After being asked several times, I thought I’d better find out. Ankit told me that Manisha was a Chetri, the second highest caste after Brahmin. Her last name in Nepali, Karki, was a common Chetri family name. It bothered me that everyone asked, but it was easier to answer the question than to evade it.
Many also thought Manisha was a boy because of her short, oily hair. When I later washed all the oil out, I was surprised that her hair was curly and thick. The substance her father kept lathering on her head prevented little critters from taking up residence. I later discovered lice. I relentlessly searched for the disgusting creatures on my new daughter’s head while she squirmed impatiently—and was convinced the miniature, prehistoric-looking monsters were also on mine.
I couldn’t wait to remove the nose ring and earrings. I had already come up with a plan for that. The red dot on the middle of her forehead also had to go.

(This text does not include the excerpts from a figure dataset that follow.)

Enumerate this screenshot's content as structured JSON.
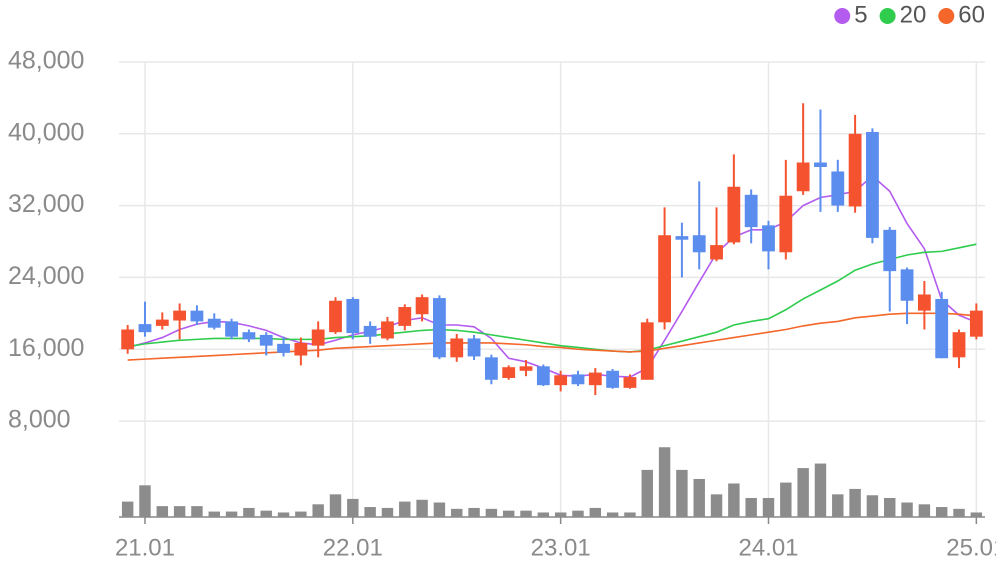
{
  "chart_data": {
    "type": "candlestick",
    "categories": [
      null,
      "21.01",
      null,
      null,
      null,
      null,
      null,
      null,
      null,
      null,
      null,
      null,
      null,
      "22.01",
      null,
      null,
      null,
      null,
      null,
      null,
      null,
      null,
      null,
      null,
      null,
      "23.01",
      null,
      null,
      null,
      null,
      null,
      null,
      null,
      null,
      null,
      null,
      null,
      "24.01",
      null,
      null,
      null,
      null,
      null,
      null,
      null,
      null,
      null,
      null,
      null,
      "25.01"
    ],
    "open": [
      16000,
      18800,
      18600,
      19200,
      20300,
      19400,
      19100,
      17900,
      17600,
      16600,
      15300,
      16400,
      17900,
      21600,
      18600,
      17200,
      18600,
      19900,
      21700,
      15100,
      17200,
      15100,
      12800,
      13600,
      14100,
      12000,
      13200,
      12000,
      13600,
      11700,
      12600,
      19000,
      28600,
      28700,
      26000,
      27900,
      33200,
      29800,
      26800,
      33600,
      36800,
      35800,
      31900,
      40200,
      29300,
      24900,
      20300,
      21600,
      15100,
      17400
    ],
    "high": [
      18700,
      21300,
      20100,
      21100,
      20900,
      20000,
      19400,
      18200,
      17900,
      17400,
      17300,
      19100,
      21800,
      21800,
      19100,
      19600,
      21000,
      22100,
      22000,
      17700,
      17600,
      15400,
      14200,
      14800,
      14300,
      13600,
      13600,
      13900,
      13800,
      13200,
      19400,
      31800,
      30100,
      34700,
      31800,
      37700,
      33800,
      30300,
      37100,
      43400,
      42700,
      37100,
      42100,
      40600,
      29600,
      25100,
      23600,
      22400,
      18200,
      21100
    ],
    "low": [
      15500,
      17400,
      18200,
      17100,
      18700,
      18200,
      17100,
      16800,
      15300,
      15200,
      14200,
      15100,
      17700,
      17100,
      16600,
      17000,
      18100,
      19100,
      14900,
      14600,
      14800,
      12100,
      12600,
      13000,
      11900,
      11300,
      11900,
      10900,
      11600,
      11600,
      12600,
      18200,
      24000,
      24900,
      25800,
      27700,
      27800,
      24900,
      26000,
      33200,
      31300,
      31300,
      31200,
      27800,
      20200,
      18800,
      18200,
      15000,
      13900,
      17100
    ],
    "close": [
      18200,
      17900,
      19300,
      20300,
      19100,
      18400,
      17400,
      17100,
      16400,
      15600,
      16700,
      18200,
      21400,
      17800,
      17400,
      19100,
      20700,
      21800,
      15100,
      17200,
      15200,
      12600,
      14000,
      14100,
      12000,
      13100,
      12100,
      13400,
      11700,
      12900,
      19000,
      28700,
      28200,
      26800,
      27600,
      34100,
      29600,
      26900,
      33100,
      36800,
      36300,
      32000,
      40000,
      28400,
      24700,
      21400,
      22100,
      15000,
      17900,
      20300
    ],
    "up_color": "#f5532f",
    "down_color": "#5b8def",
    "volume": {
      "color": "#8c8c8c",
      "lim": [
        0,
        85
      ],
      "values": [
        17,
        35,
        12,
        12,
        12,
        6,
        6,
        10,
        7,
        5,
        6,
        14,
        25,
        20,
        11,
        10,
        17,
        19,
        16,
        9,
        10,
        9,
        7,
        7,
        5,
        5,
        7,
        10,
        5,
        5,
        52,
        77,
        52,
        42,
        25,
        37,
        21,
        21,
        38,
        54,
        59,
        25,
        31,
        24,
        21,
        16,
        14,
        11,
        9,
        5
      ]
    },
    "series": [
      {
        "name": "5",
        "color": "#b45cf0",
        "values": [
          16200,
          16700,
          17300,
          18200,
          18800,
          19100,
          19000,
          18600,
          18100,
          17300,
          16700,
          16500,
          17000,
          17600,
          18000,
          18500,
          19200,
          19500,
          18700,
          18700,
          18500,
          17200,
          15000,
          14600,
          13900,
          13100,
          13000,
          13200,
          13000,
          12900,
          13900,
          17000,
          20200,
          23500,
          26700,
          28500,
          29300,
          29300,
          30200,
          32000,
          32900,
          33200,
          33600,
          35300,
          33600,
          30000,
          27200,
          21500,
          19800,
          19000
        ]
      },
      {
        "name": "20",
        "color": "#2fcc4e",
        "values": [
          16300,
          16600,
          16800,
          17000,
          17100,
          17200,
          17200,
          17200,
          17200,
          17100,
          17100,
          17100,
          17300,
          17400,
          17500,
          17700,
          17900,
          18100,
          18200,
          18100,
          17900,
          17600,
          17300,
          17000,
          16700,
          16400,
          16200,
          16000,
          15800,
          15700,
          15900,
          16400,
          16900,
          17400,
          17900,
          18700,
          19100,
          19400,
          20400,
          21600,
          22600,
          23600,
          24800,
          25500,
          26000,
          26500,
          26800,
          26900,
          27300,
          27700
        ]
      },
      {
        "name": "60",
        "color": "#f5662a",
        "values": [
          14800,
          14900,
          15000,
          15100,
          15200,
          15300,
          15400,
          15500,
          15600,
          15700,
          15800,
          15900,
          16100,
          16200,
          16300,
          16400,
          16500,
          16600,
          16700,
          16700,
          16700,
          16700,
          16600,
          16500,
          16300,
          16200,
          16000,
          15900,
          15800,
          15700,
          15800,
          16100,
          16400,
          16700,
          17000,
          17300,
          17600,
          17900,
          18200,
          18600,
          18900,
          19100,
          19500,
          19700,
          19900,
          20000,
          20000,
          20000,
          19900,
          19700
        ]
      }
    ],
    "ylim": [
      5000,
      50000
    ],
    "yticks": [
      {
        "value": 8000,
        "label": "8,000"
      },
      {
        "value": 16000,
        "label": "16,000"
      },
      {
        "value": 24000,
        "label": "24,000"
      },
      {
        "value": 32000,
        "label": "32,000"
      },
      {
        "value": 40000,
        "label": "40,000"
      },
      {
        "value": 48000,
        "label": "48,000"
      }
    ],
    "grid": true
  }
}
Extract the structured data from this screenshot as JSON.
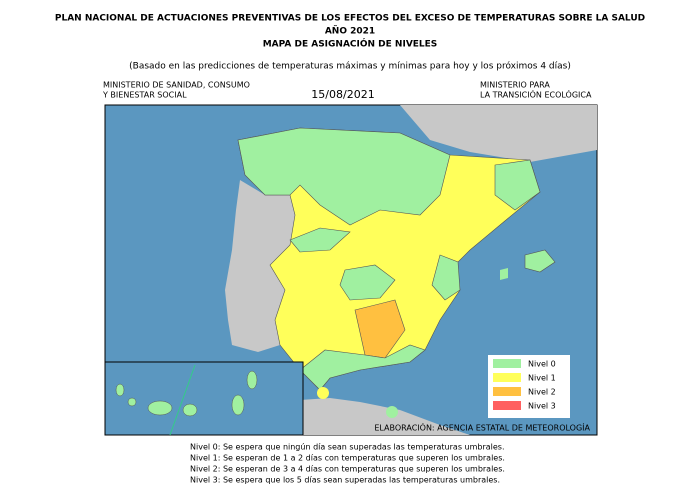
{
  "header": {
    "title_lines": [
      "PLAN NACIONAL DE ACTUACIONES PREVENTIVAS DE LOS EFECTOS DEL EXCESO DE TEMPERATURAS SOBRE LA SALUD",
      "AÑO 2021",
      "MAPA DE ASIGNACIÓN DE NIVELES"
    ],
    "subtitle": "(Basado en las predicciones de temperaturas máximas y mínimas para hoy y los próximos 4 días)",
    "left": [
      "MINISTERIO DE SANIDAD, CONSUMO",
      "Y BIENESTAR SOCIAL"
    ],
    "date": "15/08/2021",
    "right": [
      "MINISTERIO PARA",
      "LA TRANSICIÓN ECOLÓGICA"
    ]
  },
  "legend": [
    {
      "label": "Nivel 0",
      "color": "#a0f0a0"
    },
    {
      "label": "Nivel 1",
      "color": "#ffff5a"
    },
    {
      "label": "Nivel 2",
      "color": "#ffc040"
    },
    {
      "label": "Nivel 3",
      "color": "#ff6060"
    }
  ],
  "credit": "ELABORACIÓN: AGENCIA ESTATAL DE METEOROLOGÍA",
  "notes": [
    "Nivel 0: Se espera que ningún día sean superadas las temperaturas umbrales.",
    "Nivel 1: Se esperan de 1 a 2 días con temperaturas que superen los umbrales.",
    "Nivel 2: Se esperan de 3 a 4 días con temperaturas que superen los umbrales.",
    "Nivel 3: Se espera que los 5 días sean superadas las temperaturas umbrales."
  ]
}
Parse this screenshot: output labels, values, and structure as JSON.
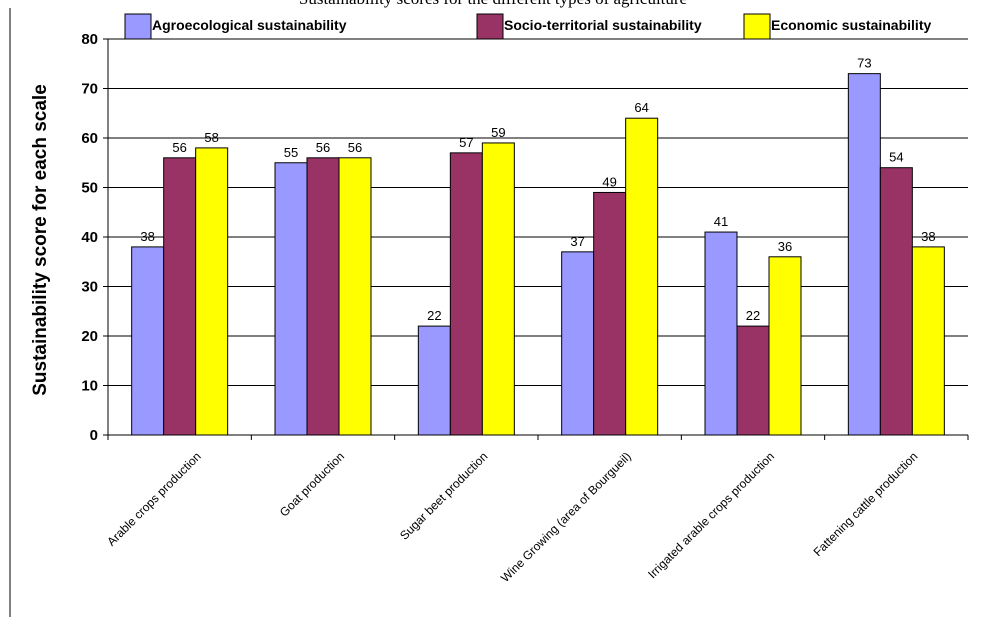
{
  "chart_data": {
    "type": "bar",
    "title": "Sustainability scores for the different types of agriculture",
    "xlabel": "",
    "ylabel": "Sustainability score for each scale",
    "ylim": [
      0,
      80
    ],
    "yticks": [
      0,
      10,
      20,
      30,
      40,
      50,
      60,
      70,
      80
    ],
    "grid": true,
    "legend_position": "top",
    "categories": [
      "Arable crops  production",
      "Goat production",
      "Sugar beet production",
      "Wine Growing (area of Bourgueil)",
      "Irrigated arable crops production",
      "Fattening cattle production"
    ],
    "series": [
      {
        "name": "Agroecological sustainability",
        "color": "#9999ff",
        "values": [
          38,
          55,
          22,
          37,
          41,
          73
        ]
      },
      {
        "name": "Socio-territorial sustainability",
        "color": "#993366",
        "values": [
          56,
          56,
          57,
          49,
          22,
          54
        ]
      },
      {
        "name": "Economic sustainability",
        "color": "#ffff00",
        "values": [
          58,
          56,
          59,
          64,
          36,
          38
        ]
      }
    ]
  }
}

I began to teach Manisha English and she made her first childish attempts to mimic the sounds I made—the word for lion, the word for flower, the word for cookie, the word for dirty, but her favorite word was “meow.” Any cat we saw required at least a 30 second examination, maybe longer. She taught me the word “bani,” which means rice, and Ankit made sure I knew the Nepali word for bathroom, which was Achi ayo.
We walked around for about an hour and a half, long enough to tire me out. Twenty-three pounds gets heavy after a while. As we headed back to the hotel, I heard another language being spoken that surprised me. A group of young people were talking in Hebrew. I turned around and asked if they were from Israel.